The idea behind the rule is that it should speed up early trading by removing prescribed waiting times, but the invocation of Rule 48 meant numerous stocks went without opening price quotes for several minutes after the open in trading last week. Critics have pounced on the fact that it makes it hard for traders to know what is happening, just when they need that information most urgently.
“For the New York Stock Exchange to publicly defend turning off transparency at the most volatile time for the market is an absurdity,” Chris Concannon, CEO of BATS Global Markets, the second-largest US equity market and a rival to the NYSE, told Business Insider.
Trading in the dark
The NYSE on Tuesday sent out a trader update providing an overview of Rule 48. The note states that while there are no mandatory price indications for stocks that see big moves, there is information on order imbalances.

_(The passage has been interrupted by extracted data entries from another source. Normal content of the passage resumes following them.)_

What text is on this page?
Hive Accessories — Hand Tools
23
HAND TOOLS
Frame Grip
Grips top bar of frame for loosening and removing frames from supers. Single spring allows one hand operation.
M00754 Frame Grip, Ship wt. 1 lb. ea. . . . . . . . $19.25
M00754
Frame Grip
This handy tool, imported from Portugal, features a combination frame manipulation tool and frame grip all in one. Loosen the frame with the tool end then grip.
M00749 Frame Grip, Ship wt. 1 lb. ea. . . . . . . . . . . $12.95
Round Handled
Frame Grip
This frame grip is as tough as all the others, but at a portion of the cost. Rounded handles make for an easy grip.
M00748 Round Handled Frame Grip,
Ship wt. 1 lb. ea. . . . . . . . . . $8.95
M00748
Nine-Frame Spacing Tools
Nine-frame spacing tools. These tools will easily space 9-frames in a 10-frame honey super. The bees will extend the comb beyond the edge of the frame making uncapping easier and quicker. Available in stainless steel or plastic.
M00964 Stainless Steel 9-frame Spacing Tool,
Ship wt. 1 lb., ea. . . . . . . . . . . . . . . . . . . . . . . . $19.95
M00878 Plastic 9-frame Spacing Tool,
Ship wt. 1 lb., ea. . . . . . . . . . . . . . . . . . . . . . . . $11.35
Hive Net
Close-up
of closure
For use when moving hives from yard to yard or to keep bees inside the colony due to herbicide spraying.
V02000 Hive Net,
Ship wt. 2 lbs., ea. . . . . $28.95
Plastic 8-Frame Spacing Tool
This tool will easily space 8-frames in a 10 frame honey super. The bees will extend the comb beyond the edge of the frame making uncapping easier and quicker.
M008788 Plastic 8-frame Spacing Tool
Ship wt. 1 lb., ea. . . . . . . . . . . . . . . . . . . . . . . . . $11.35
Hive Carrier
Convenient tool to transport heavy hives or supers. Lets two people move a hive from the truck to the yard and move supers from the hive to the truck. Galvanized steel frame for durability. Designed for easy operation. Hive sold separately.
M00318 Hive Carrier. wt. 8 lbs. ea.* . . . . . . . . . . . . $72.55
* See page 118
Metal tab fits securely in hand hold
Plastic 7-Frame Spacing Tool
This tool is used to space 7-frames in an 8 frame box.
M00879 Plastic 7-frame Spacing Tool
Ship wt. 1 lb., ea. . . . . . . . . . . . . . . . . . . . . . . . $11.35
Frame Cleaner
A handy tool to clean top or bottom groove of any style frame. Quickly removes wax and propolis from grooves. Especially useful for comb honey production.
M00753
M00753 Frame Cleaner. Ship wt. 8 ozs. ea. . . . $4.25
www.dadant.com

The update states that the rules are designed “to provide an appropriate level of visibility into the opening price discovery process reducing volatility while also allowing for an efficient market opening during market-wide events.”
Still, the lack of price indications has a significant impact on the market. More than 2,500 NYSE-listed securities had no quotable price at the open at 9:30 a.m. on August 24, according to data from BATS, with more than 800 still not set a price by 9:45 a.m. The lack of prices at the open continued through the rest of the week, with more than 440 stocks not having a quotable price at 9:30 a.m. on August 28.
Craig Viani, vice president of market structure and technology at Greenwich Associates, told Business Insider: “In the case of Rule 48, the concept of reducing transparency at the exact moment it is most needed doesn’t sync with the egalitarian proclamation of modern market structure regulations.”
The staggered opening of the market had broad implications for equity markets in the US.
Numerous indexes, such as the S&P 500, use the opening share price of stocks on their primary exchange to price the overall index, Sayena Mostowfi, principal and head of US equities research at TABB Group, told Business Insider.
“When the stock is not officially open at the primary venue, they use the previous day’s close,” she said. “The index is priced on stale prices.”
Not having a quotable share price for so many stocks also made it difficult to price and trade shares on exchange-traded funds. That has led to some concerns over the ability to trade ETFs in times of stress.
“It is not helpful to a market maker when we are trying to provide two-sided liquidity on ETFs, and do not have an opening price from the primary venue on a significant portion of the components of the ETF,” Doug Cifu, CEO of the electronic-trading firm Virtu Financial, told Business Insider.
The issues of the past 10 days are likely to put a renewed focus on Rule 48 and whether it is an appropriate way to open the market, given how the equity markets have evolved over the past decade.
Mostowfi at TABB said: “I think at the time when this rule went into effect, it was supposed to reduce instability in the market and also be a speedier way of doing it, but I think that speedier way of doing it is being questioned given the highly automated marketplace we have today.”
There is also likely to be increased attention paid to how various rules and markets interact with one another, such as how indexes are set in times of volatility and how volatility in the share price of a single stock affects exchange-traded funds.
John McCarthy, general counsel at KCG, another securities trader, told Business Insider: “As the markets become increasingly electronified and interlinked, various exchange models need to take into account how their individual market structure affects the market as a whole.”Thomson Reuters
Those investigations could have broad implications for the future of the designated-market-maker model at the NYSE and the role humans play in equity trading.
The end of manual trading?
“It is hard to defend manual intervention when it doesn’t add value in this scenario,” Viani of Greenwich Associates said. “Is this the last inhalation before the death rattle of manual trading? I don’t know, but it definitely puts pressure on it.”
Concannon at BATS said he thought the NYSE should adopt an automated method to set prices, to do away with the trading delay at times of stress in the market, the way the vast majority of exchanges do.
“What is necessary is for the NYSE to adopt what all markets around the world have adopted,” he said.
An NYSE spokeswoman defended the designated-market-maker model against the comments from BATS, pointing out that BATS had to cancel its own initial public offering in 2012 after difficulties with its electronic pricing model.
“NYSE has a time-tested model for opening stocks — by contrast, BATS’ proposed all-electronic model is not proven, as evidenced by the manner in which they opened their own stock on its first day of trading,” she said.